A focused, disciplined man with a quick, self-deprecating sense of humor, Robert C. Dynes, chancellor of UC San Diego, is certain to need all those qualities as he takes the helm of UC's 10-campus system this fall.

With 190,000 students, UC is facing an enrollment boom at the same time it confronts deep budget cuts stemming from the state's $38-billion budget shortfall. It is struggling to maintain racial and ethnic diversity on its campuses under restrictions imposed by the state's ban on affirmative action. And, within months, it must decide whether to compete for the right to continue running Los Alamos National Laboratory, the nuclear weapons design lab it has managed for 60 years.

Reflecting on his new role last week, however, Dynes, an experimental physicist who entered academia from industry little more than a decade ago, sounded undaunted, even upbeat.

"OK, I don't want to sound like a Pollyanna here, but there have always been problems," he said in an interview in his UC San Diego office. "The University of California has faced different challenges at different times, and it has always come through strong. The fiscal issues worry you, and they should, but they're not unique. And you come through them just fine if you keep your head screwed on right."

Appointed June 11 by the university's Board of Regents, Dynes said his own head has been "buzzing" with thoughts of the new job, even as he continues to carry out other duties, from shaking thousands of hands at UC San Diego's seven commencement ceremonies to presiding over campus budget discussions.

A week ago Sunday, with his hand still numb from congratulating graduates, he carried a glass of wine out into his yard and weeded his vegetable garden, a restorative activity that friends say is typical of a man who strives for balance -- and contrasts -- in an often hectic life.

"He's a quantitative scientist who loves live theater, and has this fascination with the imagination and something as random as art," said Vice Chancellor James Langley. "Bob has brainpower, creativity and just incredible stability."

Efficient, Disciplined

He also is efficient and exceptionally disciplined, his colleagues said, finding time to teach physics classes and conduct his own research while serving as chancellor.

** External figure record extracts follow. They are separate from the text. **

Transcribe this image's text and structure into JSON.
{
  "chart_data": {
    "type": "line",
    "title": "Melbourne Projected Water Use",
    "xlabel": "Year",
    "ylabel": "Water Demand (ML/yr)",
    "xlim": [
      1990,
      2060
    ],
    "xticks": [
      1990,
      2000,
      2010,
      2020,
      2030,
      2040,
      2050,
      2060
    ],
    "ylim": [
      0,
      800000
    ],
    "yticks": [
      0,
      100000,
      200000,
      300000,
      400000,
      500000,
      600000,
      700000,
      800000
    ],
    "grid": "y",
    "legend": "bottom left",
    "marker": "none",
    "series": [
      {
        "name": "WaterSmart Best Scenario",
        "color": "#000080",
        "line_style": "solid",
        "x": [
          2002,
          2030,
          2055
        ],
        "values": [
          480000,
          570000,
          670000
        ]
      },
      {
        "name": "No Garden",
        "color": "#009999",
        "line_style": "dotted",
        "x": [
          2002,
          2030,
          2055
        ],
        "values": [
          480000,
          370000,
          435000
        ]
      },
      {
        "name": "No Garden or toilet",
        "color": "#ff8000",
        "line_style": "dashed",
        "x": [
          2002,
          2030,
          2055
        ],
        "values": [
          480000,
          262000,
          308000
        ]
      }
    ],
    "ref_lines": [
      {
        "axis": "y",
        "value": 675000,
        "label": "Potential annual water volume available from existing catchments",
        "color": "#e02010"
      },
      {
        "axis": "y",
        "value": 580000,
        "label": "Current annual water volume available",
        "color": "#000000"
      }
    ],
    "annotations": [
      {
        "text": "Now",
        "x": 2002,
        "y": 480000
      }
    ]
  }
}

A committed runner, Dynes was once asked to describe his proudest accomplishment: "He said that he'd run at least 30 miles a week for the last 30 years," Langley said.

Dynes said he expects to spend the next several months defining his priorities, but will start by consulting each of the 26 UC regents. Some he knows well; others not well enough. "It's important to me to engage them, one on one," he said. "You can't leave regents behind on these issues, or you can't get anything done."

The most pressing issue he faces is budget cuts. The university is expected to raise student fees next month by about 25% and is considering reductions in student programs and services, even layoffs. Simultaneously, it must contend with a surge in demand as the children of baby boomers reach college age.

Dynes said he would consider capping enrollment, if necessary.

"If we reach the point where the growth begins to erode the university's quality, my inclination would be to just slow or stop the growth until that changes," he said. "We cannot sacrifice that quality."

Some legislators have said that, given the state's budget crisis, construction should be stopped on the system's 10th campus near Merced in the Central Valley.

Dynes said he wants to look at the university's growth projections before taking a position on that. In the long term, Dynes said, "I believe UC Merced is the right thing to be doing ... but the strategy right now is something we have to look at."

The new UC leader also said it would be premature for him to weigh in on whether the university should compete for the contract to run Los Alamos. He wants to know first what the terms of the deal with the federal government would be.